Herstel 9: Controleer de Levenscyclus-extensie van Azure Arc

  1. Controleer de extensiestatus met behulp van de Azure Arc-resourceweergave.

    Schermopname van de lijstweergave met Azure Arc-extensies.

    Als er een update beschikbaar is, selecteert u de extensie AzureEdgeLifecycleManager en selecteert u Vervolgens Update.

  2. Als de extensie AzureEdgeLifecycleManager niet wordt vermeld, installeert u deze handmatig met behulp van de volgende stappen op elke computer:

    $ResourceGroup = "Your Resource Group Name"
    $Region = "eastus" #replace with your region
    $tenantid = "Your tenant ID"
    $SubscriptionId = "Your Subscription ID"
    Login-AzAccount –UseDeviceAuthentication –tenantid  $tenantid –subscriptionid $SubscriptionId
    Install-module az.connectedmachine
    New-AzConnectedMachineExtension -Name "AzureEdgeLifecycleManager" -ResourceGroupName $ResourceGroup -MachineName $env:COMPUTERNAME -Location $Region -Publisher "Microsoft.AzureStack.Orchestration" -ExtensionType "LcmController" -NoWait
    

Herstel 10: De MOC-installatiestatus controleren

Als u AKS-workloads op uw lokale Azure-computer uitvoert, moet u Azure Kubernetes Service en alle instellingen uit AKS verwijderen die door Azure Arc zijn ingeschakeld voordat u de upgrade van de oplossing toepast.
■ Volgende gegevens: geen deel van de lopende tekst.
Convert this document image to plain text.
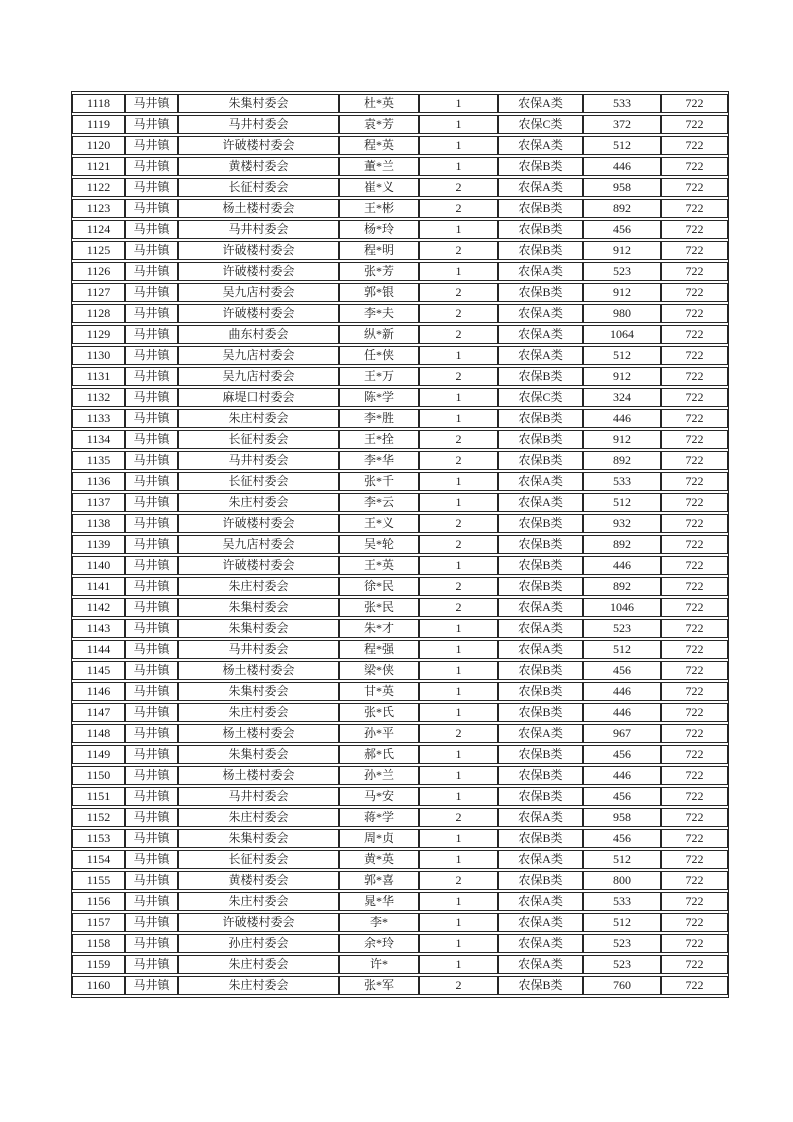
1118	马井镇	朱集村委会	杜*英	1	农保A类	533	722
1119	马井镇	马井村委会	袁*芳	1	农保C类	372	722
1120	马井镇	许破楼村委会	程*英	1	农保A类	512	722
1121	马井镇	黄楼村委会	董*兰	1	农保B类	446	722
1122	马井镇	长征村委会	崔*义	2	农保A类	958	722
1123	马井镇	杨土楼村委会	王*彬	2	农保B类	892	722
1124	马井镇	马井村委会	杨*玲	1	农保B类	456	722
1125	马井镇	许破楼村委会	程*明	2	农保B类	912	722
1126	马井镇	许破楼村委会	张*芳	1	农保A类	523	722
1127	马井镇	吴九店村委会	郭*银	2	农保B类	912	722
1128	马井镇	许破楼村委会	李*夫	2	农保A类	980	722
1129	马井镇	曲东村委会	纵*新	2	农保A类	1064	722
1130	马井镇	吴九店村委会	任*侠	1	农保A类	512	722
1131	马井镇	吴九店村委会	王*万	2	农保B类	912	722
1132	马井镇	麻堤口村委会	陈*学	1	农保C类	324	722
1133	马井镇	朱庄村委会	李*胜	1	农保B类	446	722
1134	马井镇	长征村委会	王*拴	2	农保B类	912	722
1135	马井镇	马井村委会	李*华	2	农保B类	892	722
1136	马井镇	长征村委会	张*千	1	农保A类	533	722
1137	马井镇	朱庄村委会	李*云	1	农保A类	512	722
1138	马井镇	许破楼村委会	王*义	2	农保B类	932	722
1139	马井镇	吴九店村委会	吴*轮	2	农保B类	892	722
1140	马井镇	许破楼村委会	王*英	1	农保B类	446	722
1141	马井镇	朱庄村委会	徐*民	2	农保B类	892	722
1142	马井镇	朱集村委会	张*民	2	农保A类	1046	722
1143	马井镇	朱集村委会	朱*才	1	农保A类	523	722
1144	马井镇	马井村委会	程*强	1	农保A类	512	722
1145	马井镇	杨土楼村委会	梁*侠	1	农保B类	456	722
1146	马井镇	朱集村委会	甘*英	1	农保B类	446	722
1147	马井镇	朱庄村委会	张*氏	1	农保B类	446	722
1148	马井镇	杨土楼村委会	孙*平	2	农保A类	967	722
1149	马井镇	朱集村委会	郝*氏	1	农保B类	456	722
1150	马井镇	杨土楼村委会	孙*兰	1	农保B类	446	722
1151	马井镇	马井村委会	马*安	1	农保B类	456	722
1152	马井镇	朱庄村委会	蒋*学	2	农保A类	958	722
1153	马井镇	朱集村委会	周*贞	1	农保B类	456	722
1154	马井镇	长征村委会	黄*英	1	农保A类	512	722
1155	马井镇	黄楼村委会	郭*喜	2	农保B类	800	722
1156	马井镇	朱庄村委会	晁*华	1	农保A类	533	722
1157	马井镇	许破楼村委会	李*	1	农保A类	512	722
1158	马井镇	孙庄村委会	余*玲	1	农保A类	523	722
1159	马井镇	朱庄村委会	许*	1	农保A类	523	722
1160	马井镇	朱庄村委会	张*军	2	农保B类	760	722
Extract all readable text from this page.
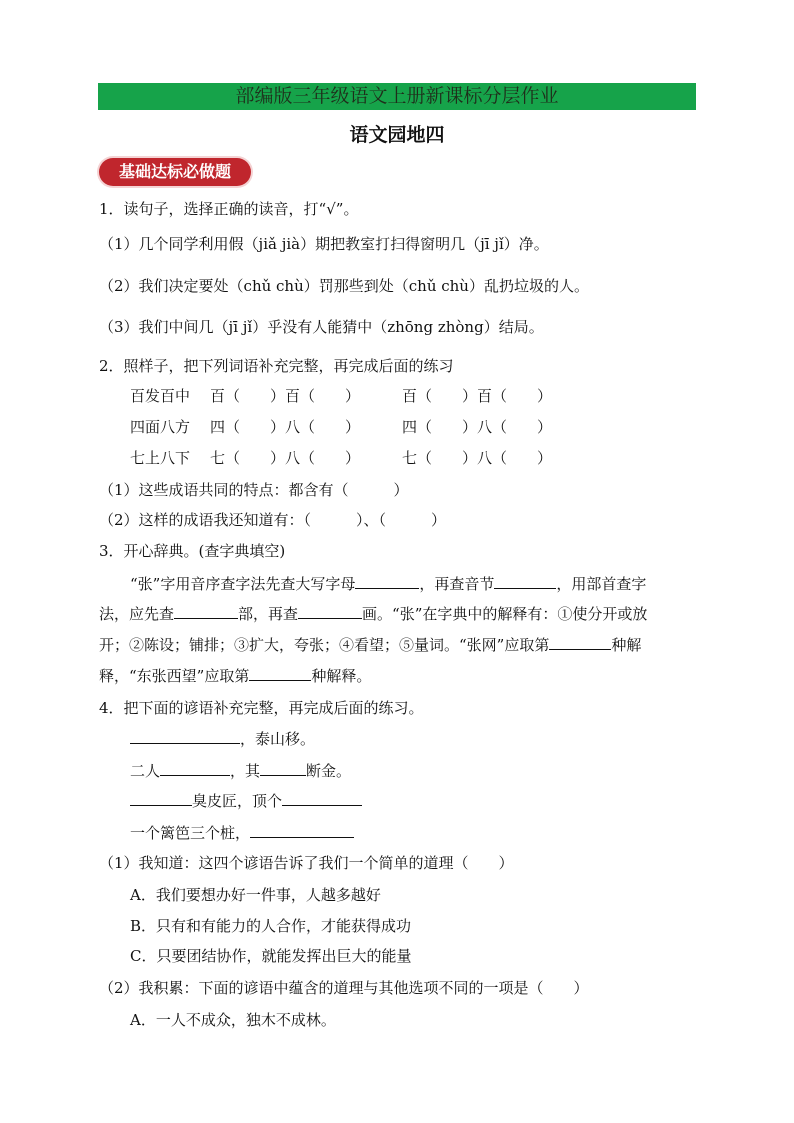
部编版三年级语文上册新课标分层作业
语文园地四
基础达标必做题
1．读句子，选择正确的读音，打“√”。
（1）几个同学利用假（jiǎ jià）期把教室打扫得窗明几（jī jǐ）净。
（2）我们决定要处（chǔ chù）罚那些到处（chǔ chù）乱扔垃圾的人。
（3）我们中间几（jī jǐ）乎没有人能猜中（zhōng zhòng）结局。
2．照样子，把下列词语补充完整，再完成后面的练习
百发百中 百（　　）百（　　）	百（　　）百（　　）
四面八方 四（　　）八（　　）	四（　　）八（　　）
七上八下 七（　　）八（　　）	七（　　）八（　　）
（1）这些成语共同的特点：都含有（　　　）
（2）这样的成语我还知道有：（　　　）、（　　　）
3．开心辞典。(查字典填空)
“张”字用音序查字法先查大写字母	，再查音节	，用部首查字
法，应先查	部，再查	画。“张”在字典中的解释有：①使分开或放
开；②陈设；铺排；③扩大，夸张；④看望；⑤量词。“张网”应取第	种解
释，“东张西望”应取第	种解释。
4．把下面的谚语补充完整，再完成后面的练习。
，泰山移。
二人	，其	断金。
臭皮匠，顶个
一个篱笆三个桩，
（1）我知道：这四个谚语告诉了我们一个简单的道理（　　）
A．我们要想办好一件事，人越多越好
B．只有和有能力的人合作，才能获得成功
C．只要团结协作，就能发挥出巨大的能量
（2）我积累：下面的谚语中蕴含的道理与其他选项不同的一项是（　　）
A．一人不成众，独木不成林。
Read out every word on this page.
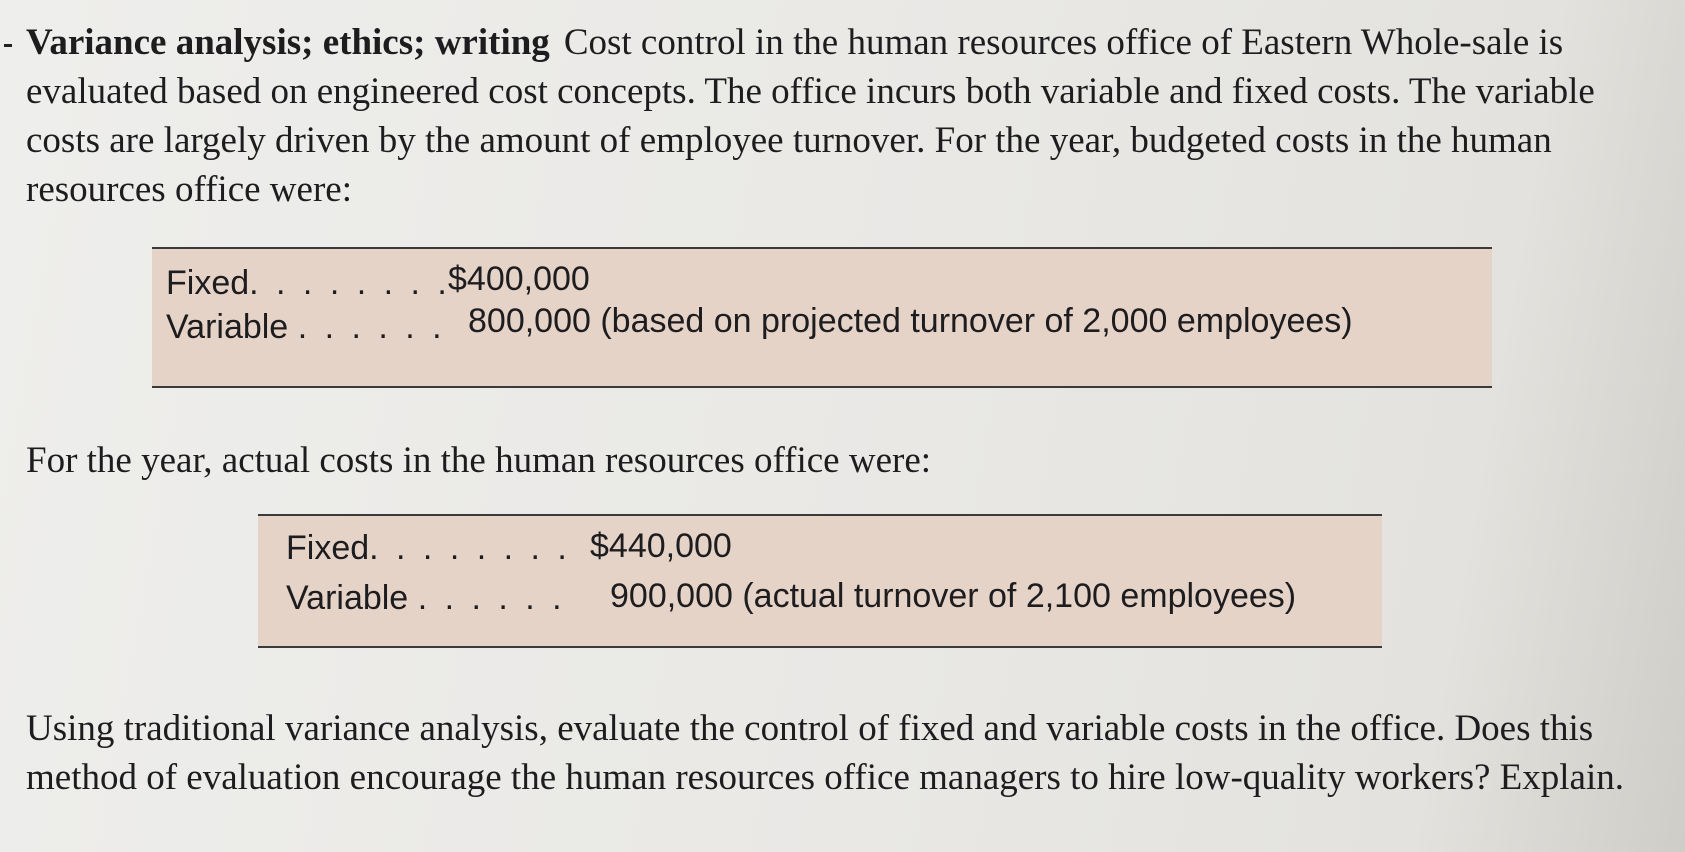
Variance analysis; ethics; writing Cost control in the human resources office of Eastern Whole-sale is evaluated based on engineered cost concepts. The office incurs both variable and fixed costs. The variable costs are largely driven by the amount of employee turnover. For the year, budgeted costs in the human resources office were:
Fixed. . . . . . . .
$400,000
Variable . . . . . . 800,000 (based on projected turnover of 2,000 employees)
For the year, actual costs in the human resources office were:
Fixed. . . . . . . . $440,000
Variable . . . . . . 900,000 (actual turnover of 2,100 employees)
Using traditional variance analysis, evaluate the control of fixed and variable costs in the office. Does this method of evaluation encourage the human resources office managers to hire low-quality workers? Explain.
Kubernetes-versies zijn niet compatibel tussen Azure Local, versie 22H2 en versie 23H2. Bovendien kunnen preview-versies van Arc-VM's niet worden bijgewerkt.

Zie Uninstall-Aks-Hci for AKS enabled by Azure Arc (Uninstall-Aks-Hci for AKS enabled by Azure Arc) voor meer informatie.

Herstel 11: De installatiestatus van AKS controleren

Als u AKS-workloads op uw lokale Azure-computer uitvoert, moet u Azure Kubernetes Service en alle instellingen uit AKS hybride verwijderen voordat u de upgrade van de oplossing toepast. Kubernetes-versies zijn niet compatibel tussen Azure Local, versie 22H2 en versie 23H2.

Zie Uninstall-Aks-Hci for AKS enabled by Azure Arc (Uninstall-Aks-Hci for AKS enabled by Azure Arc) voor meer informatie.